An interesting sidelight: Mariani could be called “the grandfather of Coca-Cola” because in 1884, John S. Pemberton of Georgia copied this tonic and two years later developed Coca-Cola, a carbonated non-alcoholic version of Mariani’s wine to which he added cola. (The Coca-Cola Company denies that there was cocaine in its original formula.)

Another well-known medicinal remedy was advertised in the Northfield Independent. Recurring ads were featured for “Pabst Malt Extract, the best Tonic,” which “Causes sweet sleep, restores faded looks, lightens weary minds and builds up the body. It braces; it gives you vim and bounce.” This popular extract, from Milwaukee’s Pabst Brewing Company, was advertised as being called by U.S. government chemists “the ONLY Malt Extract absolutely Pure and Perfect,” and it became a common alternative for brewers during Prohibition.

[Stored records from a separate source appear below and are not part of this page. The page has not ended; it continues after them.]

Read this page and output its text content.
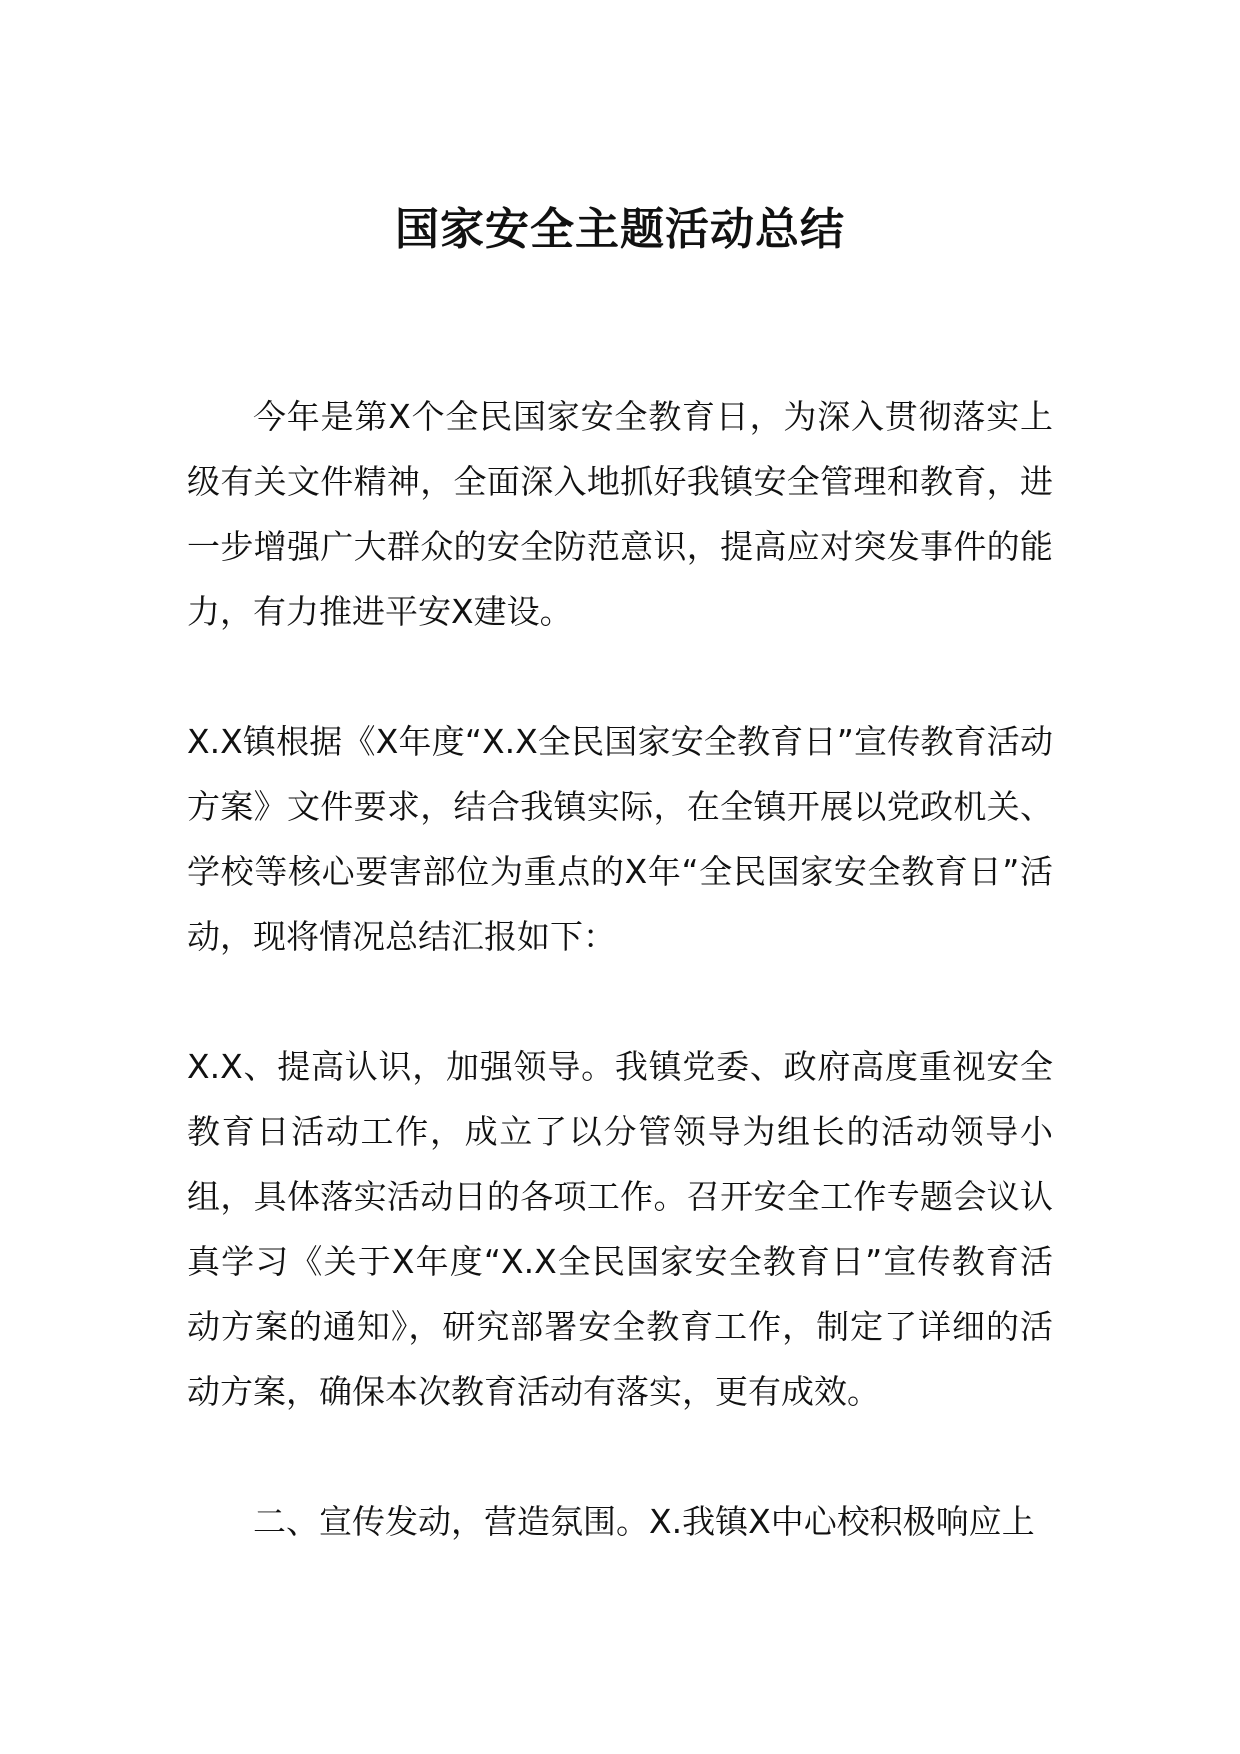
国家安全主题活动总结

今年是第X个全民国家安全教育日，为深入贯彻落实上级有关文件精神，全面深入地抓好我镇安全管理和教育，进一步增强广大群众的安全防范意识，提高应对突发事件的能力，有力推进平安X建设。

X.X镇根据《X年度“X.X全民国家安全教育日”宣传教育活动方案》文件要求，结合我镇实际，在全镇开展以党政机关、学校等核心要害部位为重点的X年“全民国家安全教育日”活动，现将情况总结汇报如下：

X.X、提高认识，加强领导。我镇党委、政府高度重视安全教育日活动工作，成立了以分管领导为组长的活动领导小组，具体落实活动日的各项工作。召开安全工作专题会议认真学习《关于X年度“X.X全民国家安全教育日”宣传教育活动方案的通知》，研究部署安全教育工作，制定了详细的活动方案，确保本次教育活动有落实，更有成效。

二、宣传发动，营造氛围。X.我镇X中心校积极响应上
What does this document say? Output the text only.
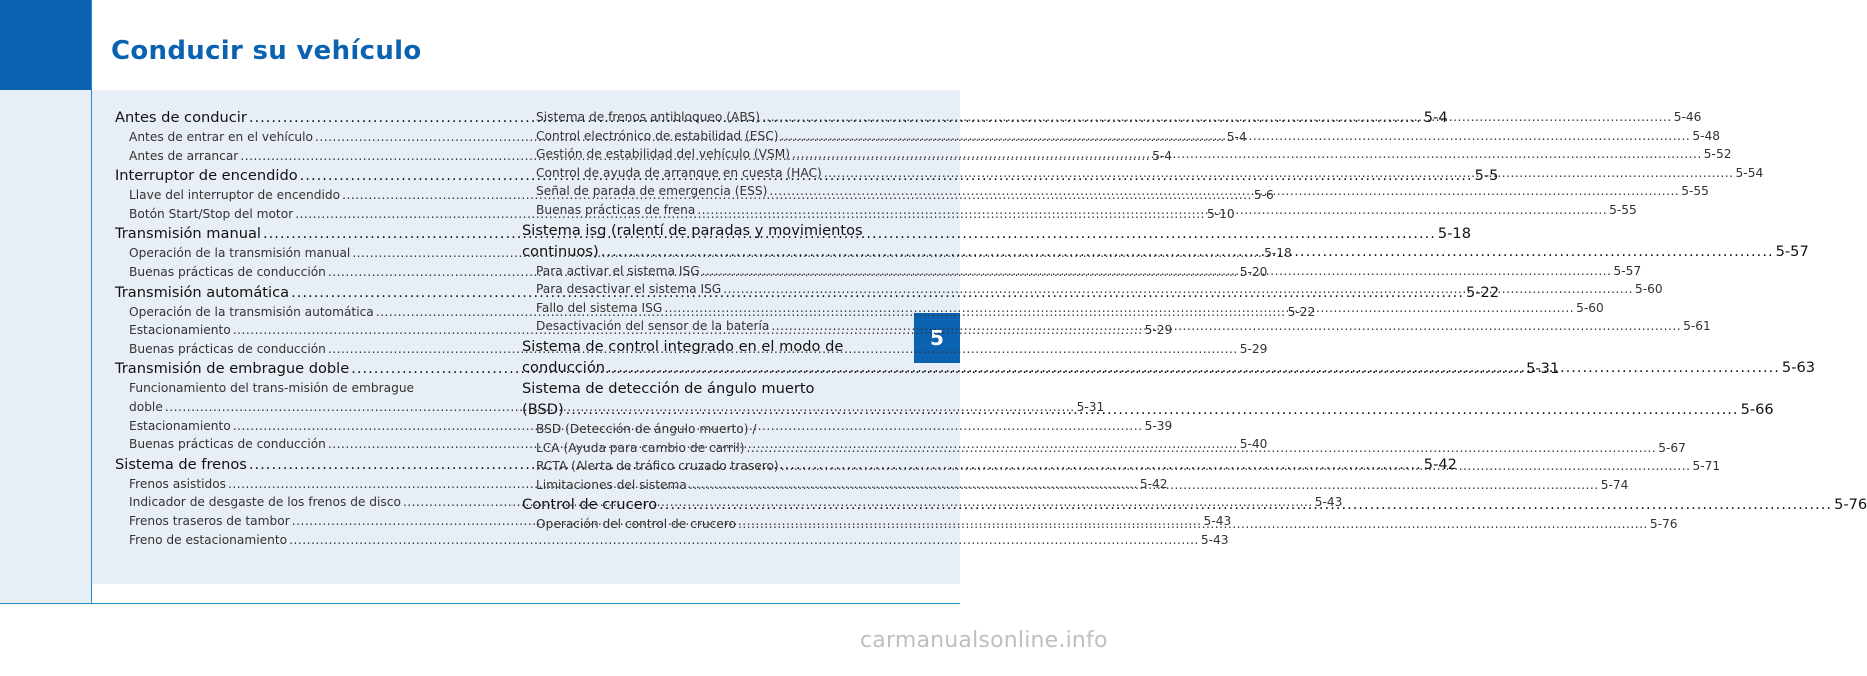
Conducir su vehículo
5
Antes de conducir .....	5-4
Antes de entrar en el vehículo .....	5-4
Antes de arrancar .....	5-4
Interruptor de encendido .....	5-5
Llave del interruptor de encendido .....	5-6
Botón Start/Stop del motor .....	5-10
Transmisión manual .....	5-18
Operación de la transmisión manual .....	5-18
Buenas prácticas de conducción .....	5-20
Transmisión automática .....	5-22
Operación de la transmisión automática .....	5-22
Estacionamiento .....	5-29
Buenas prácticas de conducción .....	5-29
Transmisión de embrague doble .....	5-31
Funcionamiento del trans-misión de embrague
doble .....	5-31
Estacionamiento .....	5-39
Buenas prácticas de conducción .....	5-40
Sistema de frenos .....	5-42
Frenos asistidos .....	5-42
Indicador de desgaste de los frenos de disco .....	5-43
Frenos traseros de tambor .....	5-43
Freno de estacionamiento .....	5-43
Sistema de frenos antibloqueo (ABS) .....	5-46
Control electrónico de estabilidad (ESC) .....	5-48
Gestión de estabilidad del vehículo (VSM) .....	5-52
Control de ayuda de arranque en cuesta (HAC) .....	5-54
Señal de parada de emergencia (ESS) .....	5-55
Buenas prácticas de frena .....	5-55
Sistema isg (ralentí de paradas y movimientos
continuos) .....	5-57
Para activar el sistema ISG .....	5-57
Para desactivar el sistema ISG .....	5-60
Fallo del sistema ISG .....	5-60
Desactivación del sensor de la batería .....	5-61
Sistema de control integrado en el modo de
conducción .....	5-63
Sistema de detección de ángulo muerto
(BSD) .....	5-66
BSD (Detección de ángulo muerto) /
LCA (Ayuda para cambio de carril) .....	5-67
RCTA (Alerta de tráfico cruzado trasero) .....	5-71
Limitaciones del sistema .....	5-74
Control de crucero .....	5-76
Operación del control de crucero .....	5-76
carmanualsonline.info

Prohibition was introduced in 1919 by Congressman Andrew John Volstead (of Kenyon, who attended St. Olaf: Insert your own joke here). North’s daughter, Mary North Shepard, wrote in 1929 to Carl L. Weicht, editor of the Northfield News, that although her father’s views on liquor modified as he grew older, he “never favored social drinking and, next to woman suffrage, I can think of no act of our government over which he would have so rejoiced as over the Volstead Act.”

Prohibition was repealed in 1933, allowing use of alcohol both medicinally and otherwise, thus paving the way for Northfield’s current discussions over a new location for the liquor store.

Information and photos for this story found in the archives of the Northfield Historical Society.